Je n'ai jamais eu le courage d'aller jusqu'au bout, soit parce que j'en connaissais le dénouement, soit parce que je souhaitais seulement me rassurer. L'âme qui m'a envoyé ce message était perdue ; les gens l'intéressaient, mais ne s'intéressaient guère à elle et son « archaïsme ». On ne revient pas dans le passé ; le monstre y a pourtant demeuré. Je... je lis la suite. Attends. Ne t'impatiente pas. Merci.

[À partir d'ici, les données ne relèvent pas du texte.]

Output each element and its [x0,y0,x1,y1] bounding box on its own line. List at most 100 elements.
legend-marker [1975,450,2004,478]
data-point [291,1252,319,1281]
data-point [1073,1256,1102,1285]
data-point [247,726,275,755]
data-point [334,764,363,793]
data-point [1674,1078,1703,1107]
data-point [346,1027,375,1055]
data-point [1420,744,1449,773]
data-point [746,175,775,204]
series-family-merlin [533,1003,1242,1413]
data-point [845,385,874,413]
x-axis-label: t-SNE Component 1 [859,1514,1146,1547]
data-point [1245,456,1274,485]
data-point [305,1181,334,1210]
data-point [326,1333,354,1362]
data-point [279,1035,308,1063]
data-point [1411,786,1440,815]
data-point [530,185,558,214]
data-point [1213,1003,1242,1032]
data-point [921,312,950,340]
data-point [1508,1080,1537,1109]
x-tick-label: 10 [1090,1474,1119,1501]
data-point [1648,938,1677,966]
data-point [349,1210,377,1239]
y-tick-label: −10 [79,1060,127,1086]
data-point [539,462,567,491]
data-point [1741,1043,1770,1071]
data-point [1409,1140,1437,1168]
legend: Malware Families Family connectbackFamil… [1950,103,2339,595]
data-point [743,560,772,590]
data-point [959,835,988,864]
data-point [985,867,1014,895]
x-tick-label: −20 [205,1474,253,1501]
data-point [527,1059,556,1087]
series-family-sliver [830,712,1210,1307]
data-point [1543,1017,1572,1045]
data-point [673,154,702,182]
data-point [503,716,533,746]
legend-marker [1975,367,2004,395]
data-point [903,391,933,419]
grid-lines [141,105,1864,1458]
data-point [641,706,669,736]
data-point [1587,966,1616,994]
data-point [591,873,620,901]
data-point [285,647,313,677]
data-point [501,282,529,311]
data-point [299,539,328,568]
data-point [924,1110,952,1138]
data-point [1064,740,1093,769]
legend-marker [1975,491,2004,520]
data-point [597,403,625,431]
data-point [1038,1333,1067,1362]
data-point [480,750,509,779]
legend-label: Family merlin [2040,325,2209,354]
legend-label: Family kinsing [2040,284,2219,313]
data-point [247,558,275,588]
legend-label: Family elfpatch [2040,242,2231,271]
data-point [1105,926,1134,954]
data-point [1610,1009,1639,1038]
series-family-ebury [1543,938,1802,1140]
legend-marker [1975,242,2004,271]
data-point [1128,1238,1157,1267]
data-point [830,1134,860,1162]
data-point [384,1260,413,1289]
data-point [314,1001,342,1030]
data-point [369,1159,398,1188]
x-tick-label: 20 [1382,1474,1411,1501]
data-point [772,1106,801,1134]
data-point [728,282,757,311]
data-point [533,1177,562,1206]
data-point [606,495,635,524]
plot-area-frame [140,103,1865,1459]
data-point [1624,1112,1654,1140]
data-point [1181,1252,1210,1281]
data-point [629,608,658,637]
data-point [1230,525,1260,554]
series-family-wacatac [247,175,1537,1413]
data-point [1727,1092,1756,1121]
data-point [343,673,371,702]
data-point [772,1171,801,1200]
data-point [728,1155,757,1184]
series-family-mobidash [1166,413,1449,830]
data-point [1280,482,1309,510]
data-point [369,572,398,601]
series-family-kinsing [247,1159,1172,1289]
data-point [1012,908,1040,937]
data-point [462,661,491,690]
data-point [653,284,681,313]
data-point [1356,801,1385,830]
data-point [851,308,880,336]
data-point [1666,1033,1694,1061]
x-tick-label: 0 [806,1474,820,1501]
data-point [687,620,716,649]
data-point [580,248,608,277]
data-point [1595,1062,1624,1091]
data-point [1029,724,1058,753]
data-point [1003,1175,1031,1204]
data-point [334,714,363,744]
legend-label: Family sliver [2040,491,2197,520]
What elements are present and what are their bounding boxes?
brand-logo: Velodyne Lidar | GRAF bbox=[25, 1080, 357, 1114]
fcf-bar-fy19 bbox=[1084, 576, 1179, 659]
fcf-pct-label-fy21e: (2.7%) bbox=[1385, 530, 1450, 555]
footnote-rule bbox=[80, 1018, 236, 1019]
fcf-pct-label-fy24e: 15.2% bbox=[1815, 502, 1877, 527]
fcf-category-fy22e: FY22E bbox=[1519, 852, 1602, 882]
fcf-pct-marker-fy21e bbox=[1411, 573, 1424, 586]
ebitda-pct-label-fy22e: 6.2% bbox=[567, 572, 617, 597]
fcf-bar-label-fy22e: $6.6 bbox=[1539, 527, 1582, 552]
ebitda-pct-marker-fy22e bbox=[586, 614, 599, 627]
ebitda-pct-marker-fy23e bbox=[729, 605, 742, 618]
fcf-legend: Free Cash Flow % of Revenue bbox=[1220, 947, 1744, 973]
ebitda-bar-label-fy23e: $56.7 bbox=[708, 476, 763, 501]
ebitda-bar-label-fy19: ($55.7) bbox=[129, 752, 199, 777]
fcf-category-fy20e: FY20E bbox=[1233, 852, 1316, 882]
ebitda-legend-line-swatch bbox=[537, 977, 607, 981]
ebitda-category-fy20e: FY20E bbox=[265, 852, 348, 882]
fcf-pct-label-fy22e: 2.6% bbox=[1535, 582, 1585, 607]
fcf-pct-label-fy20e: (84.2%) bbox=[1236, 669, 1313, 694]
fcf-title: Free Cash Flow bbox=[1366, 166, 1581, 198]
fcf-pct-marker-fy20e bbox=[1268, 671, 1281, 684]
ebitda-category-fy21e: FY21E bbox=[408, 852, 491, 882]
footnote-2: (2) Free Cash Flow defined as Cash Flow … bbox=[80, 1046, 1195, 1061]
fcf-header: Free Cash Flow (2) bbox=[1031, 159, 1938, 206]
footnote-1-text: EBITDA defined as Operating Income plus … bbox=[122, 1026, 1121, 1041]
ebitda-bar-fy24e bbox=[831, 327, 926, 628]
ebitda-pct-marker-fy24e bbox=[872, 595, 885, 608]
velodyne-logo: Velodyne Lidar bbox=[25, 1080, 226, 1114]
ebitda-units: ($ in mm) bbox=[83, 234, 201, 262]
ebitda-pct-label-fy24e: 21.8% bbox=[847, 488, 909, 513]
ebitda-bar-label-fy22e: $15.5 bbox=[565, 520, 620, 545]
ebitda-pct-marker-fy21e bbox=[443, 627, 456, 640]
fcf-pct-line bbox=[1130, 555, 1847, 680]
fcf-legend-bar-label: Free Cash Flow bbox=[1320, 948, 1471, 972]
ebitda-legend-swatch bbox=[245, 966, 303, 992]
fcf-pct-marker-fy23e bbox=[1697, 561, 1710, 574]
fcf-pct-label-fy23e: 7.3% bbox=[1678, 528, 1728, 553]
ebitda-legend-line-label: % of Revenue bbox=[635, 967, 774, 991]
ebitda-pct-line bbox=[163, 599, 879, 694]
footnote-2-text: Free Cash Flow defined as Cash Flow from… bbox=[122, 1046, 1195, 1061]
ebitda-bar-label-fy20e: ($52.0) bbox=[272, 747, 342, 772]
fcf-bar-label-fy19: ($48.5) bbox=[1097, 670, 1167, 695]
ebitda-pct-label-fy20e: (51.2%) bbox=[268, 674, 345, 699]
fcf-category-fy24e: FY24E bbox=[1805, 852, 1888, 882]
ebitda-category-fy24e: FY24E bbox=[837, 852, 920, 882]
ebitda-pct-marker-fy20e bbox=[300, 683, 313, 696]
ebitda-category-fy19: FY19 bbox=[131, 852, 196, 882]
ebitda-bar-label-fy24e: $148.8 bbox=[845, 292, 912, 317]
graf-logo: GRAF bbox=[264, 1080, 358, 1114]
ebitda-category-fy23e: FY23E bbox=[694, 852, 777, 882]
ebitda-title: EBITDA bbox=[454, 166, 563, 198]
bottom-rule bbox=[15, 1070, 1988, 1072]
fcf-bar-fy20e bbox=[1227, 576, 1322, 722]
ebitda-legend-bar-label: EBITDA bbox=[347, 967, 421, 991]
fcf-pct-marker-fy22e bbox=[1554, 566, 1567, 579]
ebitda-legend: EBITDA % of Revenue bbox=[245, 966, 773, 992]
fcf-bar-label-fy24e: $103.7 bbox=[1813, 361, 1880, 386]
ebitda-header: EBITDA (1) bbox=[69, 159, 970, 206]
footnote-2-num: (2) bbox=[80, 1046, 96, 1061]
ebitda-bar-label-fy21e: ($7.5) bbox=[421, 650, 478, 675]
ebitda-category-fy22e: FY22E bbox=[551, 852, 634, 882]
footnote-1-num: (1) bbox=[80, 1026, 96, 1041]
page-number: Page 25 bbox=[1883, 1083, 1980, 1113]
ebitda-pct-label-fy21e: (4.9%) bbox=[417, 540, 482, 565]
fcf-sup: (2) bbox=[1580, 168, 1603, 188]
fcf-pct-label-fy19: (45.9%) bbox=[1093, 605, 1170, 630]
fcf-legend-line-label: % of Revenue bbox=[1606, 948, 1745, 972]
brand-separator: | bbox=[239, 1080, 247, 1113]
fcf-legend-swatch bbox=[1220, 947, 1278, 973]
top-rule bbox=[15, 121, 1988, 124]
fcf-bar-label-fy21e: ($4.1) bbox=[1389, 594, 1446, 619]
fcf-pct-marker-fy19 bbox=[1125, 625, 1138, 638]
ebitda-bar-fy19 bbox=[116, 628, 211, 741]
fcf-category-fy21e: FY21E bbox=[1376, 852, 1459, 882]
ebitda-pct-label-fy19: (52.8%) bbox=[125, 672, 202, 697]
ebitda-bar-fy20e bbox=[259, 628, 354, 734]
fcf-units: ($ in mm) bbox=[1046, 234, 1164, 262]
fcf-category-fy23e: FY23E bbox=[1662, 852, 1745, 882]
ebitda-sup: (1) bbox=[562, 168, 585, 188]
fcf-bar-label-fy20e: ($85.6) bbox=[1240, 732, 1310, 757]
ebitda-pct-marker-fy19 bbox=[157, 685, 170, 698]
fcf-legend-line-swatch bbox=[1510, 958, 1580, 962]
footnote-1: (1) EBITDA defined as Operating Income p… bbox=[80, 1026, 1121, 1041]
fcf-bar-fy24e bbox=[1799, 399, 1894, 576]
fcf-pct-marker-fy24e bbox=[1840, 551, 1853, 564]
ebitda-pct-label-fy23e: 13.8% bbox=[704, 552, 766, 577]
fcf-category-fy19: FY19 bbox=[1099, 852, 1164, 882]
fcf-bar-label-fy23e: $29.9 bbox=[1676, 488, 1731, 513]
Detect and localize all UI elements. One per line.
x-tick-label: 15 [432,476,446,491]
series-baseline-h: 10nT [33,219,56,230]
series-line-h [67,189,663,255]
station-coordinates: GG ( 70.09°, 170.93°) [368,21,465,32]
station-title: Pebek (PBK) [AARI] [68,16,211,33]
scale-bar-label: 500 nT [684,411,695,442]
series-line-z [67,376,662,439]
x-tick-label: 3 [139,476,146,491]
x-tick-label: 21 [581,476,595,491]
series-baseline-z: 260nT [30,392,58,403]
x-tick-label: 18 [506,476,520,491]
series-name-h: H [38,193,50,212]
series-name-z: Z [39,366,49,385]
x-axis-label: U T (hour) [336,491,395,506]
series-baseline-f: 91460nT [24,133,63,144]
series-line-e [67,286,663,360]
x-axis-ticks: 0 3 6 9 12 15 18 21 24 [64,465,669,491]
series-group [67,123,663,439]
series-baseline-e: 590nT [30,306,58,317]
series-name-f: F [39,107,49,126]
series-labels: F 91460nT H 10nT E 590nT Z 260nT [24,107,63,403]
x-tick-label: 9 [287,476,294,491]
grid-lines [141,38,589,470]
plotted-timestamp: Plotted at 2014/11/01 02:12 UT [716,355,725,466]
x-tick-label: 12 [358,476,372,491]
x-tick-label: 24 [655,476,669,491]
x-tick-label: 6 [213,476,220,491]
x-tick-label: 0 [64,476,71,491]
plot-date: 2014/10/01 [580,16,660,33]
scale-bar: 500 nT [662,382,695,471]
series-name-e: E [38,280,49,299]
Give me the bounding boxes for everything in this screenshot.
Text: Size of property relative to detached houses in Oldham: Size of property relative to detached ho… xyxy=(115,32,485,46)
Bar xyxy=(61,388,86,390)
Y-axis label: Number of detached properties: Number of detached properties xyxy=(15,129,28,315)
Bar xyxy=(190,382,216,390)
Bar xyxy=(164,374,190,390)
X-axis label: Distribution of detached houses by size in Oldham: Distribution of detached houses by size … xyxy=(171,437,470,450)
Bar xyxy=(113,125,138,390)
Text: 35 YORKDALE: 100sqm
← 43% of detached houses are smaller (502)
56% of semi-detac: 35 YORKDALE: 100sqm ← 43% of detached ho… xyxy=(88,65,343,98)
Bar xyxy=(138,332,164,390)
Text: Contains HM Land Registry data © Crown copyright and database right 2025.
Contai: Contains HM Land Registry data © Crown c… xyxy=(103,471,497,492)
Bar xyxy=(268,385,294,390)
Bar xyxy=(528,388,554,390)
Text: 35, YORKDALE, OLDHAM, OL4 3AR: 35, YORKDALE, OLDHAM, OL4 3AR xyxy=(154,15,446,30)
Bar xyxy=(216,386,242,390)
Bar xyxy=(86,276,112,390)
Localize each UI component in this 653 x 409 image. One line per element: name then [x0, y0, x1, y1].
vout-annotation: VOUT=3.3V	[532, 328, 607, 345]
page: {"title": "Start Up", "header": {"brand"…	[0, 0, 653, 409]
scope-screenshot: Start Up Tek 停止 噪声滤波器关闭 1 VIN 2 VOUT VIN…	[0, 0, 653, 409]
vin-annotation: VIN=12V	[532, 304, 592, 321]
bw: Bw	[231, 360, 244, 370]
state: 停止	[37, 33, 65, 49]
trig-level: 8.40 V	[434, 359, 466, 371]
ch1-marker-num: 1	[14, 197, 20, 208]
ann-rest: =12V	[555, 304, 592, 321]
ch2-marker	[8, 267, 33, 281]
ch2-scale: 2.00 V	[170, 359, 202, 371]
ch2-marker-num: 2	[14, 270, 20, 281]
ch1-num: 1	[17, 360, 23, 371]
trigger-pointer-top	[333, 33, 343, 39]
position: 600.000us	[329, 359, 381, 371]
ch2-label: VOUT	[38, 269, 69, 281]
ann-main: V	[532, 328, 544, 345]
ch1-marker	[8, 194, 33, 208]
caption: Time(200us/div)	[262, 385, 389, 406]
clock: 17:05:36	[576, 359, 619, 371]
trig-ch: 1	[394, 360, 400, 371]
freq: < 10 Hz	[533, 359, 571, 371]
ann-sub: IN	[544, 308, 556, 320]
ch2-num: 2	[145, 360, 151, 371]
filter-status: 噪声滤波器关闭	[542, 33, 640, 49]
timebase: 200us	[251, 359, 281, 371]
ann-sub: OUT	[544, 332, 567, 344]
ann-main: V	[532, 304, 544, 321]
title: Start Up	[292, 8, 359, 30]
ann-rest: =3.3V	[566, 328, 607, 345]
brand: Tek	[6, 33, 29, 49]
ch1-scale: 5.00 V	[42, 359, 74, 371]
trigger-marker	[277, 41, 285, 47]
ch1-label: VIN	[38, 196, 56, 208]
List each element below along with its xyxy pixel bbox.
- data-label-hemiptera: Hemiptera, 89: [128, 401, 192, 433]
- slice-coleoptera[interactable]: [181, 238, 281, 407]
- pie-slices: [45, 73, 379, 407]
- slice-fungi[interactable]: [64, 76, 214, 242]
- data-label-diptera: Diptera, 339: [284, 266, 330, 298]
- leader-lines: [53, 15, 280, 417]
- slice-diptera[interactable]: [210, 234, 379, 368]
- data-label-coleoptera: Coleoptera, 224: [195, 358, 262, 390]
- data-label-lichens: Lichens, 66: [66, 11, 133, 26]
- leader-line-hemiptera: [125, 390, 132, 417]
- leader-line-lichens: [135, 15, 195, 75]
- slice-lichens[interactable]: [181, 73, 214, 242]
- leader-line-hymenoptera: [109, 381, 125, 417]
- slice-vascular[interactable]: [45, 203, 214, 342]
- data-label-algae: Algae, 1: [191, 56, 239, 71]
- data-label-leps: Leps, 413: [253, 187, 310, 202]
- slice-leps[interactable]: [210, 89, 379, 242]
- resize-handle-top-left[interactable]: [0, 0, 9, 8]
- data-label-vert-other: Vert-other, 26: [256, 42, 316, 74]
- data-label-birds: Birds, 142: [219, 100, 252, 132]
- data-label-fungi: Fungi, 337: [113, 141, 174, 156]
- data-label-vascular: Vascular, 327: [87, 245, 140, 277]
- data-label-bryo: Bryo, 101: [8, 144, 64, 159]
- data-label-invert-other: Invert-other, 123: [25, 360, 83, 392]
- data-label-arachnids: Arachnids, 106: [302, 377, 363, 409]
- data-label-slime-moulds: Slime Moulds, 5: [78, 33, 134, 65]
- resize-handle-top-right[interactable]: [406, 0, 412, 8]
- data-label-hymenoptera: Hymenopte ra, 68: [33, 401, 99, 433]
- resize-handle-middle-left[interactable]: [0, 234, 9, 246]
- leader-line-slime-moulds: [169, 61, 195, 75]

Dussé-je y laisser pan d'existence, puissé-je reposer en mon antre en ta présence... juste une fois.
A la lisière des mondes
La silhouette moribonde
S'aventure et fonde
Sur de fertiles pensées
Un semblant de liberté
Grâce au cœur échangé
Sinistre abandon
Que cette cruelle maison
Sans âme, sans parents
La première ombre errant
Finit d'ouvrir au bleu regard
La vérité à bien des égards
Eurêka. J'ai trouvé. C'est la traduction littérale du grec. Si tu ne comprends pas... ce n'est pas grave. Je te pardonne. Mon instinct a deviné. Je sais où chercher. Je sais quoi chercher. Mais j'ai peur d'y aller. Mon cœur bouillonne. Le temps m'est compté.